Once I get those things done, it should be super easy for me to throw all the small motors I have onto the motor dyno and fill out the motor database quite a bit.

For testing and easy dyno-ing I machined some mounts for attaching the controller on the back of my T-Motor U8's and U8 knock-offs.  This isn't the intended use of this controller, but I'll get into that in a later post.

Parallel XT-30's for power, and parallel SPOX for the CAN bus.

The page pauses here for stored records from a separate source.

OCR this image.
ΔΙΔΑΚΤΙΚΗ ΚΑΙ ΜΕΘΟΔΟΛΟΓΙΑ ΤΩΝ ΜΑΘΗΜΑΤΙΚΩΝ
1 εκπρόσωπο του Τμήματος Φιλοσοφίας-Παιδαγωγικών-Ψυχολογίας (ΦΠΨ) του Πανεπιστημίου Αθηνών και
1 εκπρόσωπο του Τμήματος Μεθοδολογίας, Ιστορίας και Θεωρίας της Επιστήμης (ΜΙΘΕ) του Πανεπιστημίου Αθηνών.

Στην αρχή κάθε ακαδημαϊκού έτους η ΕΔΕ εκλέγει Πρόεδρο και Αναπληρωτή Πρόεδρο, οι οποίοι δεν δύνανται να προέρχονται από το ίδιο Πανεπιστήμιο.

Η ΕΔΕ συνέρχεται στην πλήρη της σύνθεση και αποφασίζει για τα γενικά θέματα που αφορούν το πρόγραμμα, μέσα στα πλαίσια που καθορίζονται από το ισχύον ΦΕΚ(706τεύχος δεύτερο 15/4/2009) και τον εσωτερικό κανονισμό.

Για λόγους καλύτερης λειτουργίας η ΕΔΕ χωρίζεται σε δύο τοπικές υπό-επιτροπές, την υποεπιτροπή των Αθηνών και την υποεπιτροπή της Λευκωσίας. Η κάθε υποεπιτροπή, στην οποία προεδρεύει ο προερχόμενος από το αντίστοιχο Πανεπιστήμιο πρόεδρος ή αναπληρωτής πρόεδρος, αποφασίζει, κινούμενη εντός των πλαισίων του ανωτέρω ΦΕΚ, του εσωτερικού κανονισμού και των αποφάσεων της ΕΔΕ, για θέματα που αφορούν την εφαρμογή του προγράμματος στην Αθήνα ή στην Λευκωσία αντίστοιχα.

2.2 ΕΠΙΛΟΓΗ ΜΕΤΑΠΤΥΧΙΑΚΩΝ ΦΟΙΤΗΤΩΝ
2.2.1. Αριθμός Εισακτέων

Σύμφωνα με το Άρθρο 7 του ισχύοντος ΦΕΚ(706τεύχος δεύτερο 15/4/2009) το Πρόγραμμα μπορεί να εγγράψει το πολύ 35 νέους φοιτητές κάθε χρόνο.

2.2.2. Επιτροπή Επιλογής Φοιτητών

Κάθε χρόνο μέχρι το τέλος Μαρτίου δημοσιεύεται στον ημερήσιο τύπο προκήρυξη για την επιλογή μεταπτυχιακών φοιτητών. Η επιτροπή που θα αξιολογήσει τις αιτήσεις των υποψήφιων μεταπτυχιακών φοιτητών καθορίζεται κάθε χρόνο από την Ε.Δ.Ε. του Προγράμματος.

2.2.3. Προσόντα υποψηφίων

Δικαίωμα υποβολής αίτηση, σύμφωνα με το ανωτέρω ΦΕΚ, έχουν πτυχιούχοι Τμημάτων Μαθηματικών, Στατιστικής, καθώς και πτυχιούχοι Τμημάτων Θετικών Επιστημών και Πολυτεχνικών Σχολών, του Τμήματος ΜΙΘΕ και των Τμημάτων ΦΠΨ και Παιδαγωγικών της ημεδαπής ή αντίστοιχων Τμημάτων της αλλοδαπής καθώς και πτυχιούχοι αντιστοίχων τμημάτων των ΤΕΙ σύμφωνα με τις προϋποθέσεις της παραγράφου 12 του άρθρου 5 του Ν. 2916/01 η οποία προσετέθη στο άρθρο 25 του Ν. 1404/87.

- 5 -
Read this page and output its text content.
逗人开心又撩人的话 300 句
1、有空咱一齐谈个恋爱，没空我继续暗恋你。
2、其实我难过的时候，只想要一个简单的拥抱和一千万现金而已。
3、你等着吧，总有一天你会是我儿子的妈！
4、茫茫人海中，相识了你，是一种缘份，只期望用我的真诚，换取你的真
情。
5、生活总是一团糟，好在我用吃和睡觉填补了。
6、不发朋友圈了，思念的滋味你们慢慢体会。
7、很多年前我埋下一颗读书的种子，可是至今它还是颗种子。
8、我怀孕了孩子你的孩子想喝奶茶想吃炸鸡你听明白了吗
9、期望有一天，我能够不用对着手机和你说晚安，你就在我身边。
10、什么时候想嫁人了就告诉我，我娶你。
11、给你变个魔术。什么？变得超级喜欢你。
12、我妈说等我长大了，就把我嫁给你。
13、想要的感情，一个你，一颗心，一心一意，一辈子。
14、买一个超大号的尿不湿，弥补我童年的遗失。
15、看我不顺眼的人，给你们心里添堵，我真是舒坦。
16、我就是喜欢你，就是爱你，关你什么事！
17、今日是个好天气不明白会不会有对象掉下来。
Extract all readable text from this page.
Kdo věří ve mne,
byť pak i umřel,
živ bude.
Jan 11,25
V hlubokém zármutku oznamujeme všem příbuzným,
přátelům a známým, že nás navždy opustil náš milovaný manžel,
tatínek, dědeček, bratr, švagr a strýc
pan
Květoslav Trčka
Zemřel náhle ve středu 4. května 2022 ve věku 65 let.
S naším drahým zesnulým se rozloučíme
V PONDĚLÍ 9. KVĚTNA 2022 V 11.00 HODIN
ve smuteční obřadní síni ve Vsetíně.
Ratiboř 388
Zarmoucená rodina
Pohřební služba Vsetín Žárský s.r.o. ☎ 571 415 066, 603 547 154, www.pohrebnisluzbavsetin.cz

Same old serial and programming connectors up top:

The whole reason for the linearization step in my autocalibration procedure was because I misplaced the encoder IC in my first revision of these boards, so the encoder sat .5mm off-axis.  So rather than waiting on the board revision to get things up and running, I fixed the problem in software.  The version of the controller here is fixed though.

Here are the eagle files and gerbers for the boards if you're interested, although I'll hopefully get to the DRV8323 version soon, making these obsolete.
4-layer (2 extra layers on the power planes are way cheaper than 4-oz boards.  Helpful for daisy chaining)


  1. I'm assuming those are for the "hobbyking cheetah"? Having a very similar project going on, very curious to see your results! Also, have you check out halfbridge modules like CSD88599Q5DC that came with DRV8323 eval board? Might save you more space.

    1. That is indeed the purpose.

      I have looked at those half bridges, and even started laying out a board with them. They're significantly more expensive than a discrete bridge of similar performance though.

  2. I really appreciate these posts! Keep up the amazing work. I'm building similar robots with stanford robotics club and your hobbyking cheetah has been much inspiration. Thanks! (http://nathankau.com/Stanford-Robotics-Club)

  3. great work here!
    are you posting your code, as well?

    1. https://os.mbed.com/users/benkatz/code/Hobbyking_Cheetah_Compact/

  4. Simply amazing work, I am seriously trying to fund a project here at Sussex University to replicate this incredible open field motor control design work, this is quite simply the future of legged walking robotic design, keep it up guys I am reading every post in detail and preparing resources for build (we will start with the super mini & jumping leg designs).

  5. Where do you send to manufacture the PCBs?